II. It is strongly urged that the granting of a temporary writ of injunction was an abuse of power, regardless of the final merits of the case, and that such writ should *210be dissolved. It will be noted that both parties prayed for such writ. From a bird’s-eye view of the case it is quite apparent that one party or the other was entitled to the writ.
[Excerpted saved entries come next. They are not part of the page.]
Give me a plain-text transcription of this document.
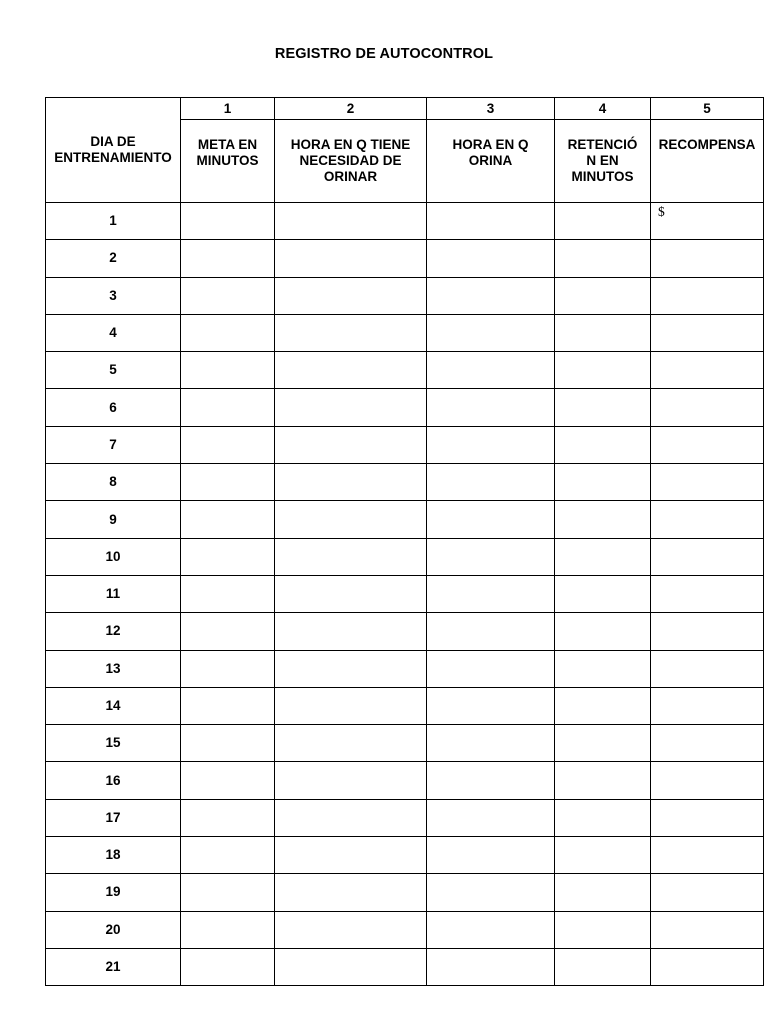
REGISTRO DE AUTOCONTROL
DIA DE
ENTRENAMIENTO	1	2	3	4	5
	META EN
MINUTOS	HORA EN Q TIENE
NECESIDAD DE
ORINAR	HORA EN Q
ORINA	RETENCIÓ
N EN
MINUTOS	RECOMPENSA
1					$
2					
3					
4					
5					
6					
7					
8					
9					
10					
11					
12					
13					
14					
15					
16					
17					
18					
19					
20					
21					
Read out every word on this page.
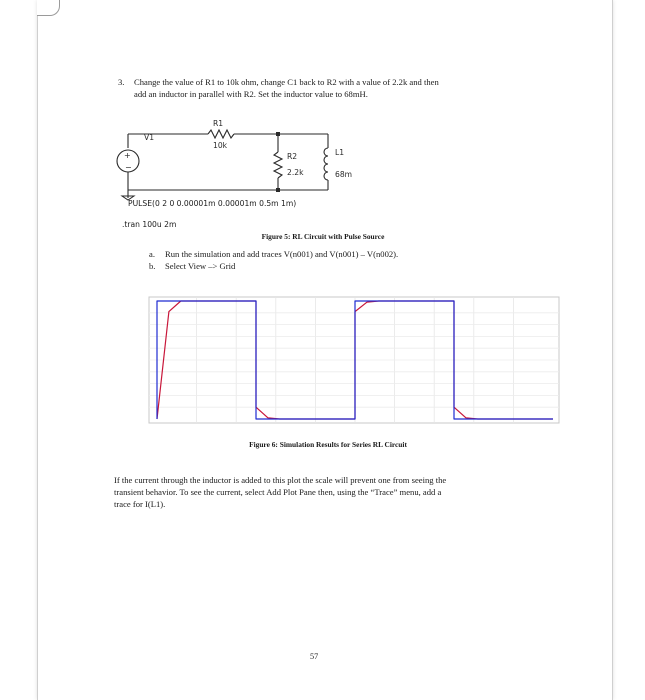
3. Change the value of R1 to 10k ohm, change C1 back to R2 with a value of 2.2k and then
add an inductor in parallel with R2. Set the inductor value to 68mH.
+
−
V1
R1
10k
R2
2.2k
L1
68m
PULSE(0 2 0 0.00001m 0.00001m 0.5m 1m)
.tran 100u 2m
Figure 5: RL Circuit with Pulse Source
a. Run the simulation and add traces V(n001) and V(n001) – V(n002).
b. Select View –> Grid
Figure 6: Simulation Results for Series RL Circuit
If the current through the inductor is added to this plot the scale will prevent one from seeing the
transient behavior. To see the current, select Add Plot Pane then, using the “Trace” menu, add a
trace for I(L1).
57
If the defendants were entitled to it, the plaintiffs were not. And, if the defendants were not entitled to it, there can not be much substance to the claim that plaintiffs were not. The plaintiffs brought their suit in equity for an injunction as an independent remedy under the provisions of Code, section 4354. They prayed a temporary writ, and this was issued under the provisions of sections 4355 and 4356. Our discussion in the preceding paragraph- is a sufficient statement of the récord to show that the trial judge was justified in granting the temporary writ of injunction. On this question we need add nothing to what has been said in our previous' cases. Ladd v. Osborne, 79 Iowa, 93; Tantlinger v. Sullivan, 80 Iowa, 218; Price v. Baldauf, 82 Iowa, 677; Troe v. Larson, 84 Iowa, 652; Halpin v. McCune, 107 Iowa, 494; Keil v. Wright, 135 Iowa, 383.

No other question is presented for our consideration.

The order of the trial court is therefore, — Affirmed.